LAHORE: The textile sector was sent spinning into anger and frustration after federal budget 2017/18 document revealed that out of Prime Minister’s Rs180 billion export incentive package, only Rs4 billion has been apportioned for clearing refunds during this fiscal, a statement said on Wednesday. 

“The budget has deeply disappointed the textile sector,” Amir Fayyaz, chairman All Pakistan Textile Mills Association (APTMA) told media during a press conference. “Such an under-allocation of funds for export package has created uncertainty among the exporters.” 

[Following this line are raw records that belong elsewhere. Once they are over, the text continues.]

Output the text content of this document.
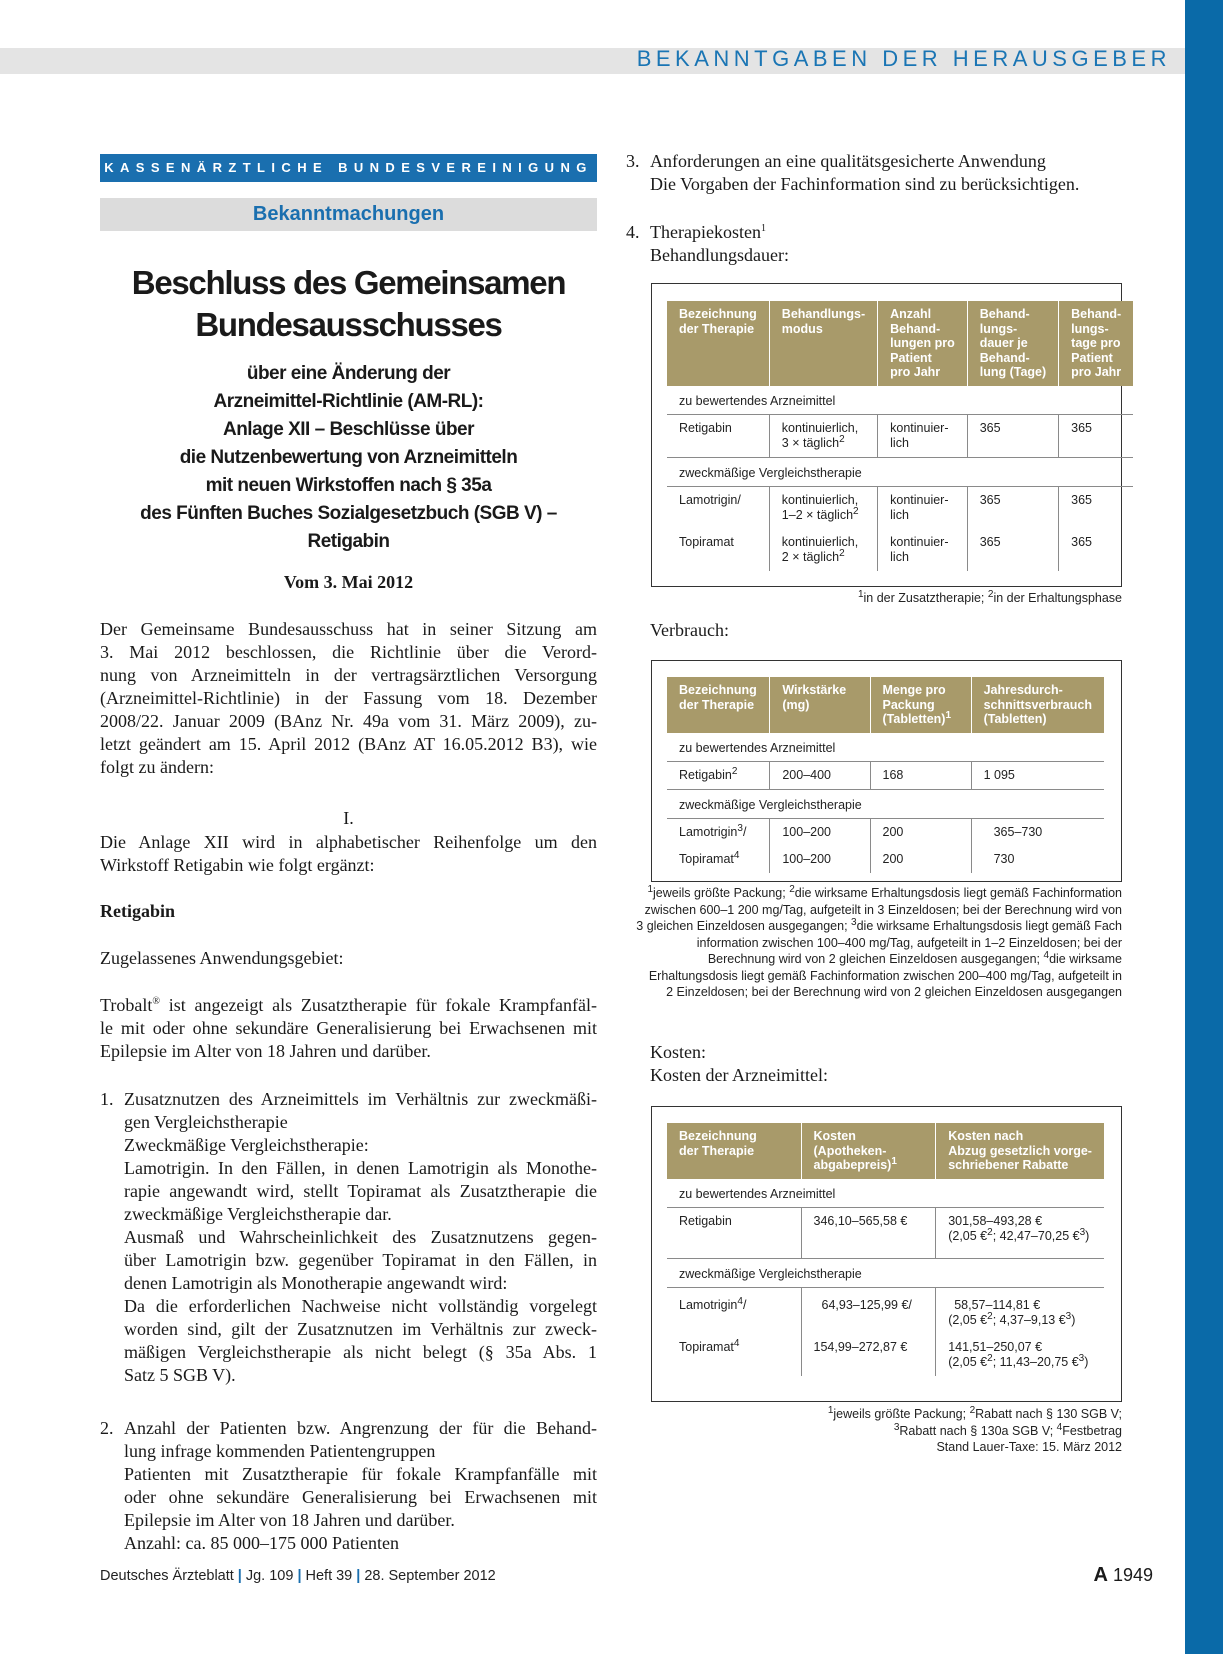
BEKANNTGABEN DER HERAUSGEBER
KASSENÄRZTLICHE BUNDESVEREINIGUNG
Bekanntmachungen
Beschluss des Gemeinsamen
Bundesausschusses
über eine Änderung der
Arzneimittel-Richtlinie (AM-RL):
Anlage XII – Beschlüsse über
die Nutzenbewertung von Arzneimitteln
mit neuen Wirkstoffen nach § 35a
des Fünften Buches Sozialgesetzbuch (SGB V) –
Retigabin
Vom 3. Mai 2012
Der Gemeinsame Bundesausschuss hat in seiner Sitzung am
3. Mai 2012 beschlossen, die Richtlinie über die Verord-
nung von Arzneimitteln in der vertragsärztlichen Versorgung
(Arzneimittel-Richtlinie) in der Fassung vom 18. Dezember
2008/22. Januar 2009 (BAnz Nr. 49a vom 31. März 2009), zu-
letzt geändert am 15. April 2012 (BAnz AT 16.05.2012 B3), wie
folgt zu ändern:
I.
Die Anlage XII wird in alphabetischer Reihenfolge um den
Wirkstoff Retigabin wie folgt ergänzt:
Retigabin
Zugelassenes Anwendungsgebiet:
Trobalt® ist angezeigt als Zusatztherapie für fokale Krampfanfäl-
le mit oder ohne sekundäre Generalisierung bei Erwachsenen mit
Epilepsie im Alter von 18 Jahren und darüber.
1. Zusatznutzen des Arzneimittels im Verhältnis zur zweckmäßi-
gen Vergleichstherapie
Zweckmäßige Vergleichstherapie:
Lamotrigin. In den Fällen, in denen Lamotrigin als Monothe-
rapie angewandt wird, stellt Topiramat als Zusatztherapie die
zweckmäßige Vergleichstherapie dar.
Ausmaß und Wahrscheinlichkeit des Zusatznutzens gegen-
über Lamotrigin bzw. gegenüber Topiramat in den Fällen, in
denen Lamotrigin als Monotherapie angewandt wird:
Da die erforderlichen Nachweise nicht vollständig vorgelegt
worden sind, gilt der Zusatznutzen im Verhältnis zur zweck-
mäßigen Vergleichstherapie als nicht belegt (§ 35a Abs. 1
Satz 5 SGB V).
2. Anzahl der Patienten bzw. Angrenzung der für die Behand-
lung infrage kommenden Patientengruppen
Patienten mit Zusatztherapie für fokale Krampfanfälle mit
oder ohne sekundäre Generalisierung bei Erwachsenen mit
Epilepsie im Alter von 18 Jahren und darüber.
Anzahl: ca. 85 000–175 000 Patienten
3. Anforderungen an eine qualitätsgesicherte Anwendung
Die Vorgaben der Fachinformation sind zu berücksichtigen.
4. Therapiekosten$^1$
Behandlungsdauer:
Bezeichnung
der Therapie	Behandlungs-
modus	Anzahl
Behand-
lungen pro
Patient
pro Jahr	Behand-
lungs-
dauer je
Behand-
lung (Tage)	Behand-
lungs-
tage pro
Patient
pro Jahr

zu bewertendes Arzneimittel				
Retigabin	kontinuierlich,
3 × täglich$^2$	kontinuier-
lich	365	365
zweckmäßige Vergleichstherapie				
Lamotrigin/	kontinuierlich,
1–2 × täglich$^2$	kontinuier-
lich	365	365
Topiramat	kontinuierlich,
2 × täglich$^2$	kontinuier-
lich	365	365
$^1$in der Zusatztherapie; $^2$in der Erhaltungsphase
Verbrauch:
Bezeichnung
der Therapie	Wirkstärke
(mg)	Menge pro
Packung
(Tabletten)$^1$	Jahresdurch-
schnittsverbrauch
(Tabletten)

zu bewertendes Arzneimittel			
Retigabin$^2$	200–400	168	1 095
zweckmäßige Vergleichstherapie			
Lamotrigin$^3$/	100–200	200	365–730
Topiramat$^4$	100–200	200	730
$^1$jeweils größte Packung; $^2$die wirksame Erhaltungsdosis liegt gemäß Fachinformation
zwischen 600–1 200 mg/Tag, aufgeteilt in 3 Einzeldosen; bei der Berechnung wird von
3 gleichen Einzeldosen ausgegangen; $^3$die wirksame Erhaltungsdosis liegt gemäß Fach
information zwischen 100–400 mg/Tag, aufgeteilt in 1–2 Einzeldosen; bei der
Berechnung wird von 2 gleichen Einzeldosen ausgegangen; $^4$die wirksame
Erhaltungsdosis liegt gemäß Fachinformation zwischen 200–400 mg/Tag, aufgeteilt in
2 Einzeldosen; bei der Berechnung wird von 2 gleichen Einzeldosen ausgegangen
Kosten:
Kosten der Arzneimittel:
Bezeichnung
der Therapie	Kosten
(Apotheken-
abgabepreis)$^1$	Kosten nach
Abzug gesetzlich vorge-
schriebener Rabatte

zu bewertendes Arzneimittel		
Retigabin	346,10–565,58 €	301,58–493,28 €
(2,05 €$^2$; 42,47–70,25 €$^3$)

zweckmäßige Vergleichstherapie		
Lamotrigin$^4$/	64,93–125,99 €/	58,57–114,81 €
(2,05 €$^2$; 4,37–9,13 €$^3$)

Topiramat$^4$	154,99–272,87 €	141,51–250,07 €
(2,05 €$^2$; 11,43–20,75 €$^3$)
$^1$jeweils größte Packung; $^2$Rabatt nach § 130 SGB V;
$^3$Rabatt nach § 130a SGB V; $^4$Festbetrag
Stand Lauer-Taxe: 15. März 2012
Deutsches Ärzteblatt | Jg. 109 | Heft 39 | 28. September 2012	A 1949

Warning that exports would suffer big time if the government failed to fulfill the commitments given to the exporters, Fayyaz pointed out that other measures, taken in the budget, have only increased the cost of doing business for this sector. 

“The textile exporters were waiting for the budget before confirming large orders as they had planned to keep their rates lowest to secure larger orders and earn to the extent of discount promised by the government, but to no avail,” he said. 

The APTMA chief said that such a low budgetary allocation for refunds would only result in even lower volume of orders. “On one hand, the government promised 4-7 percent refund on exports, but on the other, it increased the turnover tax from 1 percent to 1.25 percent,” Fayyaz said. 

He said textile mills incurring losses for the last 3 years have filed cases for refund of turnover tax, but the government, as usual, is sidestepping. “I appeal to the government to not only withdraw this increase but also reduce the rate to 0.5 percent of annual turnover,” said he. 

Taking Federal Board of Revenue (FBR) to task, the textile industry leader said that the board was unjustified in suspending the approved refunds of the exporters. “The finance minister has promised the refunds will be cleared by August 14, but I don’t see it happening now,” he said. 

While regretting that the government has not passed on the benefit of lower fuel prices to power users, Fayyaz sounded out that high power tariff was marginalising the manufacturing sector alarmingly.